Tax files are indeed compressed files (with the Unix compress calssique) containing records of type text whose decomposition is given in their first line. For example:
# TicketVersion, 1.5 L, CalledNumber, 6.31, L, ChargedNumber, 32.51, L ,....
- ’#’ Begins a line description format - the first field is called "Ticket version" - it starts in column 1 and ends in column 5 - the type is L (the types are ’L’ text field , ’N’ text field, and ’R’, integer) - the second field is "CalledNumber" - etc. ...
This definition can change from one software version to another version that is also consistently reiterated in the "TicketVersion. In the version I used for my tests (4.8, 4.9 and 5.1), the fields are:
TABLE MISSING A note from one version to another type and size of fields may change!

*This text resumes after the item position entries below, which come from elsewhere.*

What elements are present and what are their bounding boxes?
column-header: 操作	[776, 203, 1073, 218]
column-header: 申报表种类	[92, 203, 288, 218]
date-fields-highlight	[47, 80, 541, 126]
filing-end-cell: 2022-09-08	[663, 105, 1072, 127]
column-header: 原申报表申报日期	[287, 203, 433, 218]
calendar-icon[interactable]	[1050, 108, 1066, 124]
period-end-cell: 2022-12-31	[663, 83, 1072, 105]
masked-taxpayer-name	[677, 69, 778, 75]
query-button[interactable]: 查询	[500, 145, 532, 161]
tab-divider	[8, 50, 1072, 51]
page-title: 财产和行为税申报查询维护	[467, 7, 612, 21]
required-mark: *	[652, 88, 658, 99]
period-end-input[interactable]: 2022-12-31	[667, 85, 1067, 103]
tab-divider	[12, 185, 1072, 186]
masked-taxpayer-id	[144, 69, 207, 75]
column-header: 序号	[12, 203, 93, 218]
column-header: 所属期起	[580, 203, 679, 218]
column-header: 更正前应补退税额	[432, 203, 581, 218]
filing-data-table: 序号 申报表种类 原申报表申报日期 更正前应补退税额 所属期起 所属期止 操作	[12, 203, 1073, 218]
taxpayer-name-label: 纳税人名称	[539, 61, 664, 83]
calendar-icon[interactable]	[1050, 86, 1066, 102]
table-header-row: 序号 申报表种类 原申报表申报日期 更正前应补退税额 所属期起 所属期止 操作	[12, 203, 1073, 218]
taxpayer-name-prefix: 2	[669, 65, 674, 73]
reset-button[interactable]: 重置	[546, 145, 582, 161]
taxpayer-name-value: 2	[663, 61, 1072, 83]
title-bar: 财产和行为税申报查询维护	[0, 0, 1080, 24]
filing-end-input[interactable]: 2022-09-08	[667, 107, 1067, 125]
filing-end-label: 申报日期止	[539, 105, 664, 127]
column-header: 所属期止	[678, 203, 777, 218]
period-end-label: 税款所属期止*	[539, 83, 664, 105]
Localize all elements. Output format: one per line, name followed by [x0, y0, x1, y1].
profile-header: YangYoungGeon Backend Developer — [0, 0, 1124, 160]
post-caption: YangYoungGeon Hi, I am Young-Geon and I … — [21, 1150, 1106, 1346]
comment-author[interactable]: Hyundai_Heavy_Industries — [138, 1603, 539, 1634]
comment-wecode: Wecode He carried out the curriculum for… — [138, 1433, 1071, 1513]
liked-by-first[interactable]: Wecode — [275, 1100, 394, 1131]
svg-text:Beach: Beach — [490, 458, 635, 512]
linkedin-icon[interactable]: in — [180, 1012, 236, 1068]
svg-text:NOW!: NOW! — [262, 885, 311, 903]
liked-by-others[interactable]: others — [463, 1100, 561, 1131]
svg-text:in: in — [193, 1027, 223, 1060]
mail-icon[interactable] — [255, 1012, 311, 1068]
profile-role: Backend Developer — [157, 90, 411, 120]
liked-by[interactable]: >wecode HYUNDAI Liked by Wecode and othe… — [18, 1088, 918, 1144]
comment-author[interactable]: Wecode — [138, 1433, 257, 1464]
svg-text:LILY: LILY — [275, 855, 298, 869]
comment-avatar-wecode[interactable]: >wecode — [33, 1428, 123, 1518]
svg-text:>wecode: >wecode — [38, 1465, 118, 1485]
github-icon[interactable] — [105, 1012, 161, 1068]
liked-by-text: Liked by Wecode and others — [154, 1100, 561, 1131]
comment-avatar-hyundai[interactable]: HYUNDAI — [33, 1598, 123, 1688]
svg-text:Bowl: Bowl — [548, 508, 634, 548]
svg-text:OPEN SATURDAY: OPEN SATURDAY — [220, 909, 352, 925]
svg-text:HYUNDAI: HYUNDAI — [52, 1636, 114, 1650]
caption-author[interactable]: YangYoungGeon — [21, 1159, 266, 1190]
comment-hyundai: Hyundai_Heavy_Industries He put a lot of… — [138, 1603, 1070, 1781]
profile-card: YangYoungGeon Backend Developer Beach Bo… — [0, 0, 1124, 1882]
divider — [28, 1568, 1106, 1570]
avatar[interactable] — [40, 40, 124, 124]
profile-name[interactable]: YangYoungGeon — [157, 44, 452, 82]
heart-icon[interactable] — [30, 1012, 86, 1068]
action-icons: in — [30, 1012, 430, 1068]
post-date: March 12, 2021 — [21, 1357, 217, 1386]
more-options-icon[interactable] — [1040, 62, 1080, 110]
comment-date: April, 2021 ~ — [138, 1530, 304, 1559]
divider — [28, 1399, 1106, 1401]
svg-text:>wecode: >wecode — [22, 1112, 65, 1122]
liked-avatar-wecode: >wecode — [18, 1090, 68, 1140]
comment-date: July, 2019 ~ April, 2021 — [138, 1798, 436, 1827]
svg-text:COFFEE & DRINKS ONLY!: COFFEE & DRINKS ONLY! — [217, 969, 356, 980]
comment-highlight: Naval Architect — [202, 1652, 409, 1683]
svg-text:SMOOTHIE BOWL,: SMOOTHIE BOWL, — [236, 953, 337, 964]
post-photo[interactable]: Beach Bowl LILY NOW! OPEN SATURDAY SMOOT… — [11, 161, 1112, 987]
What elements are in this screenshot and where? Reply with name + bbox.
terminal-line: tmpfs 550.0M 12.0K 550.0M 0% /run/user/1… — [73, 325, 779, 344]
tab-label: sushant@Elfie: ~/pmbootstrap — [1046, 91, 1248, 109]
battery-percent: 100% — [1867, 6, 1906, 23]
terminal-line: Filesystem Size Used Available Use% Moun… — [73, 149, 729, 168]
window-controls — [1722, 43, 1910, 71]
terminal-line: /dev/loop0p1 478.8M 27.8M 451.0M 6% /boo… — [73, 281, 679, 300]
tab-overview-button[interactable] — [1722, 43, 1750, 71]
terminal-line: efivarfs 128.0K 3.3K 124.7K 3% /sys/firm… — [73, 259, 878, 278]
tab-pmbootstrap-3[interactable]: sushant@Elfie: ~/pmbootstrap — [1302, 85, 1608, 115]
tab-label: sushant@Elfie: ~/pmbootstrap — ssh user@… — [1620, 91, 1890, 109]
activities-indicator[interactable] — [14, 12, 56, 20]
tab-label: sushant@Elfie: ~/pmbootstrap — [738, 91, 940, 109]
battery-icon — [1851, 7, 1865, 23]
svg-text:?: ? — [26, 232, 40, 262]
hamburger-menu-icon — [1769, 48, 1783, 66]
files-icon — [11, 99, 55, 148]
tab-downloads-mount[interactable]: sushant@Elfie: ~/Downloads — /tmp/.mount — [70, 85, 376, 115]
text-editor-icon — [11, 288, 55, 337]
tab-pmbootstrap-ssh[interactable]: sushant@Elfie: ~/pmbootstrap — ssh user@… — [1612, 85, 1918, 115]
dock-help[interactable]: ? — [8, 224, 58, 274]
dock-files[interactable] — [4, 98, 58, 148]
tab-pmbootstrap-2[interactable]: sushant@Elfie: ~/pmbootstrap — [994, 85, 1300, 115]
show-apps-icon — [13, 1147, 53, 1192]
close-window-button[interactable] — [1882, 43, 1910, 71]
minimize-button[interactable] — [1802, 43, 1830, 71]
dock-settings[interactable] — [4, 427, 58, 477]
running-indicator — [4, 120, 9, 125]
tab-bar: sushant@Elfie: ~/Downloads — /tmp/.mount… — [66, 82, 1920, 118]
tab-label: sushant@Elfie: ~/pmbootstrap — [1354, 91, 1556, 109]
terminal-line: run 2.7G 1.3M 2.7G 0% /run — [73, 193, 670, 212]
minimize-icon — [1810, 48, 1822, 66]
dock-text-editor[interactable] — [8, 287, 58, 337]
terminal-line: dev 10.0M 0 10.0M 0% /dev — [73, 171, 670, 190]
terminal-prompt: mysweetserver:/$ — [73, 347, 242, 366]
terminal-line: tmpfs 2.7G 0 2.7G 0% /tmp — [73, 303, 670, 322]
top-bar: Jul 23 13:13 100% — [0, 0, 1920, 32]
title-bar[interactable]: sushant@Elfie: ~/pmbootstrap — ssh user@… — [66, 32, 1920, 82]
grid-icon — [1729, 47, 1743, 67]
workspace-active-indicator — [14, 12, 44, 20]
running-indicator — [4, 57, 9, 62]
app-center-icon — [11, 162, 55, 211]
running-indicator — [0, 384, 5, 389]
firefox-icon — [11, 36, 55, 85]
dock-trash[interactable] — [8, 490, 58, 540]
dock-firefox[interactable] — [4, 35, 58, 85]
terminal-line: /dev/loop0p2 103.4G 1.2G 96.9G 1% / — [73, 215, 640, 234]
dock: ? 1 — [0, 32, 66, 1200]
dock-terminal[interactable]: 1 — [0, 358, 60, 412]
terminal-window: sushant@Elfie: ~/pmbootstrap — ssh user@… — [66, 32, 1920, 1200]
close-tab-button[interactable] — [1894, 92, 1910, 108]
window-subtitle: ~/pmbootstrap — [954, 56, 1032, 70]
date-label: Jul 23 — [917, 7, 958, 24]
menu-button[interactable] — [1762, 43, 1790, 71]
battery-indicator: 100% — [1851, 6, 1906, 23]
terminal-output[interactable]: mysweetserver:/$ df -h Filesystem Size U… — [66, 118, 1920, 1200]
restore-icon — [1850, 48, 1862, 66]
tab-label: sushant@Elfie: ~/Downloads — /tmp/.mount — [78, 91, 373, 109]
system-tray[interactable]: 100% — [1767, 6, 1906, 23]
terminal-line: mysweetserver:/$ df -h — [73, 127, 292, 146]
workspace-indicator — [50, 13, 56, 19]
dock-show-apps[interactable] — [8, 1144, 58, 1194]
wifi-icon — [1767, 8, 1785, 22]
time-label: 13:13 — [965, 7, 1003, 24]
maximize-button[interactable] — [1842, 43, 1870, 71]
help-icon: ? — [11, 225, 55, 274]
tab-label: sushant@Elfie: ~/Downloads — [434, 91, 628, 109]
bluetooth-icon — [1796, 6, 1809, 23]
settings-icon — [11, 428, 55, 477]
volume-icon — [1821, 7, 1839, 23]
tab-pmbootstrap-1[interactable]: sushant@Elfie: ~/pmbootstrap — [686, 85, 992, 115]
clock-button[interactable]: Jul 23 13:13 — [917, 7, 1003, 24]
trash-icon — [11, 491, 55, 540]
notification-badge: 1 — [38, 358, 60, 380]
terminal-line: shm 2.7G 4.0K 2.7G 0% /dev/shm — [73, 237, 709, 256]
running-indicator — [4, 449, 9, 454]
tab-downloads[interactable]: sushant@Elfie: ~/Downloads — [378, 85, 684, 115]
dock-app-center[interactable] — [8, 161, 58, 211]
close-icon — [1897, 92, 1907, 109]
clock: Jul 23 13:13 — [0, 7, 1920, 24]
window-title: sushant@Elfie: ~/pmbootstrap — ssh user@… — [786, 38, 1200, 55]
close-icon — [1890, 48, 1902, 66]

Our import procedure will operate as follows:
1 / We will create a blank database that will serve as a container for data
2 / Then we’ll create in the database tables necessary for the proper functioning of the application:
- A temporary table "spooledfiles" which will contain the list of available files (which will load only the new files from the spool directory);
- A meta table (meta_columndesc describing the data table (from one version to another format is succeptible to change, so we will keep a list of documents to determine if the format already exists and if it does not If we dynamically adjust to a new table);
- An early taxdata table containing the minimum information necessary to operate the system: a unique identifier of the ticket and the identifier of the file that contained it.
Nb: possible changes in the system, it should manage the concepts of profile (which can do what), type of analysis with a predefined performance parameters, etc. ... For now our goal is simply to load these files from taxation in an RDBMS, then provide some examples of treatments in pure SQL. The interface clickodromesque come later ;-). Thus be created:
- Tables describing their treatment and trigger events;
- Related tables storing results of said treatment.
3 / The import procedure will calculate the list of files to import and then load them if necessary, adapting the storage table (addition / conversion of columns).
Note: to enable a more efficient data will be reworked as follows:
- The "leading spaces" and "trailing spaces" are deleted;
- Dates (StartDateTime and endDateTime) will be converted to timestamp.